Originally Posted by battue
Horse...

It is obvious you know the game...With regards clays, especially sporting clays, most often it is a different game. However, most refer to it as being similar to trap and skeet....Well the differences are considerable with regards variety, distances and report and true pairs.

That being said, here we are often told the importance of getting off the bench and to practice our rifle shooting from field positions. Yet many don't think the same applies to shooting shotguns for Birds....There are basics that apply to becoming proficient with rifles and hunting...and the same applies to shotguns and Birds...Unless one has access to large numbers of live Birds....clays are the place to develop the basics of Bird hunting.


No argument from me that practice is essential. I haven't been on an organized skeet/sporting clays team/league in about 3 yrs and my shooting shows it in the form of more cripples. I can band-aide it somewhat by swapping to a 12Ga rather than my preferred 20, but, it's still a band-aide, I'd benefit more from more off-season targets. Clays cannot however prepare you for what your reaction might be to flushing game birds, only flushing game birds can prepare you for flushing game birds.

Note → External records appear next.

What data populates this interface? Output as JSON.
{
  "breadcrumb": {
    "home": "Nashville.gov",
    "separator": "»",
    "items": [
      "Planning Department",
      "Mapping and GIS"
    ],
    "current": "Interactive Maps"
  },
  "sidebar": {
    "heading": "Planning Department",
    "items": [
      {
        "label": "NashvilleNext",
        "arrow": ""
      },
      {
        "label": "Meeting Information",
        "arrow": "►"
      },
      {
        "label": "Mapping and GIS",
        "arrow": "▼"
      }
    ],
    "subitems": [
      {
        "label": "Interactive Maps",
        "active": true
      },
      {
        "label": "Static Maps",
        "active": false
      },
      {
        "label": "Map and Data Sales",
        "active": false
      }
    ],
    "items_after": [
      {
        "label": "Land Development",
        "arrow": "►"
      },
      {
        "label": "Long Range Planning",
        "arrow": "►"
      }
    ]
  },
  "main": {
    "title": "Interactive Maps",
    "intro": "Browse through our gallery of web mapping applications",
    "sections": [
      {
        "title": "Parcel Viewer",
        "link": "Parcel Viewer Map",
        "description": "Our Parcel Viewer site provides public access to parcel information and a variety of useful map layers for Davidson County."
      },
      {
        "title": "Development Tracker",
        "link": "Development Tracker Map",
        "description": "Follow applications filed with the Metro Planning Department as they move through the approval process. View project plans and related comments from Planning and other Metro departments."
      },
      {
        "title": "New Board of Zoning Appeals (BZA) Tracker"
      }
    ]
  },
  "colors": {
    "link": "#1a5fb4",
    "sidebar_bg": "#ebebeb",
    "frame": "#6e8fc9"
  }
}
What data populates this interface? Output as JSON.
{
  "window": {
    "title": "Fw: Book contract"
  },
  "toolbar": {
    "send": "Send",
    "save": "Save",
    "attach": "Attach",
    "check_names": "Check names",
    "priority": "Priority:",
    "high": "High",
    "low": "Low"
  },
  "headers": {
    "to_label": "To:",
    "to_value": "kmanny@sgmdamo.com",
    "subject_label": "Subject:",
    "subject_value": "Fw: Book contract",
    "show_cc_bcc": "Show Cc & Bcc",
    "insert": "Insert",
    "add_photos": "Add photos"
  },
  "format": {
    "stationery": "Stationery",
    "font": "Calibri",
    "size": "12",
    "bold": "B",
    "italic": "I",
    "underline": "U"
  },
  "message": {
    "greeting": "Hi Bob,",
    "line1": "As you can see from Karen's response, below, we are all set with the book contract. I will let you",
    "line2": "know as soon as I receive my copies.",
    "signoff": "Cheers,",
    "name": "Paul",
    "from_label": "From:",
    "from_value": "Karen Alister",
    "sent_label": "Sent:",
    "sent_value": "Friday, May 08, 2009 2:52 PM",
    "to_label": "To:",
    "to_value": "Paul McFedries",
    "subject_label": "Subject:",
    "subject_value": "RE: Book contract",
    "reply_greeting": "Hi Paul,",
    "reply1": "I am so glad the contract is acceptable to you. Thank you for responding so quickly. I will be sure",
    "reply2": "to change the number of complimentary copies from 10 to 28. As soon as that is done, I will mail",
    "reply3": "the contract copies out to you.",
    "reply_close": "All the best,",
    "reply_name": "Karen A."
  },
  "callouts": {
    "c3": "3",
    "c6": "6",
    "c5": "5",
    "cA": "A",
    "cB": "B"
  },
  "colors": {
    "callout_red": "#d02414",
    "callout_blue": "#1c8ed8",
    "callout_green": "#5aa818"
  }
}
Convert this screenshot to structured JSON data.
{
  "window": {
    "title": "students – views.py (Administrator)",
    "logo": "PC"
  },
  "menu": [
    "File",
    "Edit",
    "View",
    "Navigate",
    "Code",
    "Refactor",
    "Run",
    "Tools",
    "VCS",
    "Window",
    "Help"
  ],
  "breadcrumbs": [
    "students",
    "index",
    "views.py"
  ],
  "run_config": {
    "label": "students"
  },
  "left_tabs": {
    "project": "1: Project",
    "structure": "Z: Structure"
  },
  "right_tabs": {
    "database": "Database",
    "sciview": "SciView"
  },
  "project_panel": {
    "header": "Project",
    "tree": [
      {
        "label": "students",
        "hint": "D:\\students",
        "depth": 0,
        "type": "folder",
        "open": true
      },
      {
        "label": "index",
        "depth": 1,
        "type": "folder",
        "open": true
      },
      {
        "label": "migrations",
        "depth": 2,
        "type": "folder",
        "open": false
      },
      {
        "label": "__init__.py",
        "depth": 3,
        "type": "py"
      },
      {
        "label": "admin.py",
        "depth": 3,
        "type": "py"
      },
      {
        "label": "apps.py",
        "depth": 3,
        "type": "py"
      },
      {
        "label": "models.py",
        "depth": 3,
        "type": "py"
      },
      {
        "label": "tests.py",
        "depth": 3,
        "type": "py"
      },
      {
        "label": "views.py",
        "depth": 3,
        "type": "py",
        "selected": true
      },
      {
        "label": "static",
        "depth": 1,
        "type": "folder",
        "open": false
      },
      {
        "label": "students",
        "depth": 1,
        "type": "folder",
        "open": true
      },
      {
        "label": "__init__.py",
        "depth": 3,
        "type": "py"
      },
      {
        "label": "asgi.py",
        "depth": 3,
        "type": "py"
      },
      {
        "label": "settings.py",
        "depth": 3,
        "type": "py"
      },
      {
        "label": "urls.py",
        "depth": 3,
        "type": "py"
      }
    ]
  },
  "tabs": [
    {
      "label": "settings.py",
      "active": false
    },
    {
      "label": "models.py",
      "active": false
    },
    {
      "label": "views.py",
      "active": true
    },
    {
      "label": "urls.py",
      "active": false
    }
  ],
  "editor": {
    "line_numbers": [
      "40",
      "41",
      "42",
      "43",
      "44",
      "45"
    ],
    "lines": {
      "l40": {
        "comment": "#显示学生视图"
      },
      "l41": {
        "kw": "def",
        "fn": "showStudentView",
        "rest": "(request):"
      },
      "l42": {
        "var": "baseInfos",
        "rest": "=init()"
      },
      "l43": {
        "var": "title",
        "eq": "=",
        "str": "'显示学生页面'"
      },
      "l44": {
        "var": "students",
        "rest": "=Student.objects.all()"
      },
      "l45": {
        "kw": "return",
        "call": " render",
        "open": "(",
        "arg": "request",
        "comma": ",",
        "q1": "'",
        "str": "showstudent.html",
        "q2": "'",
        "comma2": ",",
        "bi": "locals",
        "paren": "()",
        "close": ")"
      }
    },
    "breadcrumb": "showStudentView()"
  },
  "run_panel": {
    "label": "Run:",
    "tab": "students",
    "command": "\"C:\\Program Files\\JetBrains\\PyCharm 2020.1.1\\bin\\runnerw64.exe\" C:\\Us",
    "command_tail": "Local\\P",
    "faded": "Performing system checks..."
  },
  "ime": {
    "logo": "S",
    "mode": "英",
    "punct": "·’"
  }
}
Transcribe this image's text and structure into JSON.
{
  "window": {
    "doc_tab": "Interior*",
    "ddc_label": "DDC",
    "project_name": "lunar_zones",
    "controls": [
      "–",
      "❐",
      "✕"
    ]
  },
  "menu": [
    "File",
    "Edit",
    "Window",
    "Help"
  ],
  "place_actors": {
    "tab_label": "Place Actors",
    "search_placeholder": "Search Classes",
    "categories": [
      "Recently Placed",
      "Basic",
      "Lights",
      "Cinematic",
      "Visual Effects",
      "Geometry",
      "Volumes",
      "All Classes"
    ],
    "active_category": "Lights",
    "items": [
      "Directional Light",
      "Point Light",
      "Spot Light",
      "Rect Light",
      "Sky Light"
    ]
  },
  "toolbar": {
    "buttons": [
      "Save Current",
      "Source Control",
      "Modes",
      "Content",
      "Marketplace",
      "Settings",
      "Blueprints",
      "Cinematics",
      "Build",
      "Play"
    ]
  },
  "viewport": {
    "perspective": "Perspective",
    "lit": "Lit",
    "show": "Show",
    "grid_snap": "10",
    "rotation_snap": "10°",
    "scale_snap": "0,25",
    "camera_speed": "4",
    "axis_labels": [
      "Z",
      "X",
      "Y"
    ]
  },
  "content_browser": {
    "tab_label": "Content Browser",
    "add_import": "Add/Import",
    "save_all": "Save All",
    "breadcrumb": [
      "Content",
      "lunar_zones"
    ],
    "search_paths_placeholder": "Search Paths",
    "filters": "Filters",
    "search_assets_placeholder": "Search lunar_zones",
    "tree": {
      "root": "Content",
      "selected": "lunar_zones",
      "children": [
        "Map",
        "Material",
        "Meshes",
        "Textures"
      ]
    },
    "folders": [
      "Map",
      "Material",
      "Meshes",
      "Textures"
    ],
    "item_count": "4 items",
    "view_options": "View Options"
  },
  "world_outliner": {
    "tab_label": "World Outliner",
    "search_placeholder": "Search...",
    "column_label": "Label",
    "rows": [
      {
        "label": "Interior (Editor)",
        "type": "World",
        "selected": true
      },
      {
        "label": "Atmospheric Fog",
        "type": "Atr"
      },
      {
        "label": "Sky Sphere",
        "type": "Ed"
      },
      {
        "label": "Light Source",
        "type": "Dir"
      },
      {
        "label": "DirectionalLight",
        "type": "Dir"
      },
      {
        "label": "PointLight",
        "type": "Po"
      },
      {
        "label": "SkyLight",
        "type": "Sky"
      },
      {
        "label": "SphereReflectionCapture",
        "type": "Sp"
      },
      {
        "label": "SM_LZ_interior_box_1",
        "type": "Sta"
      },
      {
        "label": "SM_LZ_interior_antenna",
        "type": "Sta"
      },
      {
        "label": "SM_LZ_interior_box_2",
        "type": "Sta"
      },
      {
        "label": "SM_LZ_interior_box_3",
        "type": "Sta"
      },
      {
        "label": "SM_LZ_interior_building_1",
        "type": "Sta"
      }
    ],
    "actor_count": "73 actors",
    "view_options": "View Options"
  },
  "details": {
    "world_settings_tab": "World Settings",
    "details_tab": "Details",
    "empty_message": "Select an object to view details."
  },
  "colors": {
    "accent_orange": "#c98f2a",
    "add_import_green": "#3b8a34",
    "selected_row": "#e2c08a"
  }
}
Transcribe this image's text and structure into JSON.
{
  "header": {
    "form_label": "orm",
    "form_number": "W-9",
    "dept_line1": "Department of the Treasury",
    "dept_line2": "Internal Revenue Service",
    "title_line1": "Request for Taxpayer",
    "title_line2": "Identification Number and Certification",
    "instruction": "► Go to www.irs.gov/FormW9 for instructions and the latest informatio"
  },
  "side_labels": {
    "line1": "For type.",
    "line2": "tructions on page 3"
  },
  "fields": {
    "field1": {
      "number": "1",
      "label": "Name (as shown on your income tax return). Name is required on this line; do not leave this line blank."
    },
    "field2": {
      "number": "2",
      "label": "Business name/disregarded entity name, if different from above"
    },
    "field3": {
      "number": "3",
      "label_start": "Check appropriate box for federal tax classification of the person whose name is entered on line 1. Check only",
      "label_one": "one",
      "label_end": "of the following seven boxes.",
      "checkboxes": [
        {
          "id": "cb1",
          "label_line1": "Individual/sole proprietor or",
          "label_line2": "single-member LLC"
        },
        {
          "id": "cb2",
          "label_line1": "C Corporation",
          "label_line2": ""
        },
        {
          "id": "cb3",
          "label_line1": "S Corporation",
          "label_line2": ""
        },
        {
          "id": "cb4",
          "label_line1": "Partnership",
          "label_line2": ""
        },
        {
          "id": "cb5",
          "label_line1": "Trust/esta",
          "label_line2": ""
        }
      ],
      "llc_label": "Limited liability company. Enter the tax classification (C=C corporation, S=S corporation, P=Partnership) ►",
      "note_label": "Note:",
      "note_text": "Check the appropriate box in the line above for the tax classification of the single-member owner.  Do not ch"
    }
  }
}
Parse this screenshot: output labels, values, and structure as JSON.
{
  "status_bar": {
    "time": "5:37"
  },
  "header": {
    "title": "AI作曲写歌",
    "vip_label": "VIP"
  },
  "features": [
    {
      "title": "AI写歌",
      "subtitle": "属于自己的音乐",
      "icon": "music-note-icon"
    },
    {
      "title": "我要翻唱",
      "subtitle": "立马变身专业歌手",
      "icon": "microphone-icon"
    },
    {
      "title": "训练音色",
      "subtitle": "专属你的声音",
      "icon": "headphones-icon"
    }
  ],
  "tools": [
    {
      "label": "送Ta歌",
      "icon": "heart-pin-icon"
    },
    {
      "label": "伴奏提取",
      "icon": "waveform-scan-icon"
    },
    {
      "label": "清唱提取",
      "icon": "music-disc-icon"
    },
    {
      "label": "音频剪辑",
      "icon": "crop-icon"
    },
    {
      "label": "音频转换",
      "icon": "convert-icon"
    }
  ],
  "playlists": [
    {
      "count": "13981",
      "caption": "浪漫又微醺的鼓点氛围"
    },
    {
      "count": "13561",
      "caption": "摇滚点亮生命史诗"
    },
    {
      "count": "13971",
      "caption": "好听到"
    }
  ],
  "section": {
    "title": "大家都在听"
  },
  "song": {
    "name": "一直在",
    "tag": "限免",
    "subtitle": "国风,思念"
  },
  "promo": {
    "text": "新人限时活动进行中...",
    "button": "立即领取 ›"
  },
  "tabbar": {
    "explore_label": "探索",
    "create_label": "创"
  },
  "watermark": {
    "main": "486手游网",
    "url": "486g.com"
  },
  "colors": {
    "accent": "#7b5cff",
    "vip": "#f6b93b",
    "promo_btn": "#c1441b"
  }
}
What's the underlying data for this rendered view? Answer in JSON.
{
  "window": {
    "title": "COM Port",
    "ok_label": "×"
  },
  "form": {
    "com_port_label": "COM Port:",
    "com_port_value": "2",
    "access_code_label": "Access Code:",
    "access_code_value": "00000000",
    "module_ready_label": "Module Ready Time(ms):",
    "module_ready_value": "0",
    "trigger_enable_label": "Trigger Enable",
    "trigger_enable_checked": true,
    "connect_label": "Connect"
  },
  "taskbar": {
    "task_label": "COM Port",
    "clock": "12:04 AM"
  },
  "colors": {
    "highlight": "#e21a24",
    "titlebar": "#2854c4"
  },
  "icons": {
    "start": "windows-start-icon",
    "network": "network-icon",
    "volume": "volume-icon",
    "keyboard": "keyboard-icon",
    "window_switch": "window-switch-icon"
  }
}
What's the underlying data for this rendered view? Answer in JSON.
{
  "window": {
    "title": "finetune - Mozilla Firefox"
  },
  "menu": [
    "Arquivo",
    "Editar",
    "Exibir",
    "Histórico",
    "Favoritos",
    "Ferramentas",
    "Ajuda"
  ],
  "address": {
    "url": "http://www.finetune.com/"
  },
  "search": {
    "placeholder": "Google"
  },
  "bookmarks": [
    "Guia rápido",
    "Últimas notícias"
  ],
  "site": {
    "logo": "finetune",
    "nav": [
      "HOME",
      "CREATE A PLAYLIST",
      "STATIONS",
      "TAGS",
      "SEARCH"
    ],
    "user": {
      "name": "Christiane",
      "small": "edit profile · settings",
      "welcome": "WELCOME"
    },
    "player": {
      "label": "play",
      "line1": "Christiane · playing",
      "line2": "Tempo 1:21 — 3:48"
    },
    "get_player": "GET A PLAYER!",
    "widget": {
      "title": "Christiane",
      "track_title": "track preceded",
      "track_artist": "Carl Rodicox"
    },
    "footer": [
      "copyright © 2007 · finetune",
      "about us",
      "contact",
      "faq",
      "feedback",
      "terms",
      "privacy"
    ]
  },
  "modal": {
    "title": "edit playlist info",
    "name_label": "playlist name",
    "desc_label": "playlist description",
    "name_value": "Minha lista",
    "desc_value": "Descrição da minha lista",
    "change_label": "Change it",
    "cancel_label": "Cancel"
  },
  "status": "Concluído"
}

I was exceptionally fortunate to have grown up in ND during the best of the CRP years. We had an "open campus" during high school and reasonable pheasant hunting was only 10Min away. String together 2 off-periods and one could get in 90min of bird hunting without ditching class. Doggone huns were EVERYWHERE when I was growing up, enough so that I learned to pick out 1-bird rather than "flock-shoot" before I exited Jr. High, a concept I've seen an awful lot of adults never ever catch on to. 10's of thousands of bird-flushes later, I don't have to rush, and I rarely down more than 1 bird at a time, as losing downed birds really irritates me.


I can walk on water.......................but I do stagger a bit on alcohol.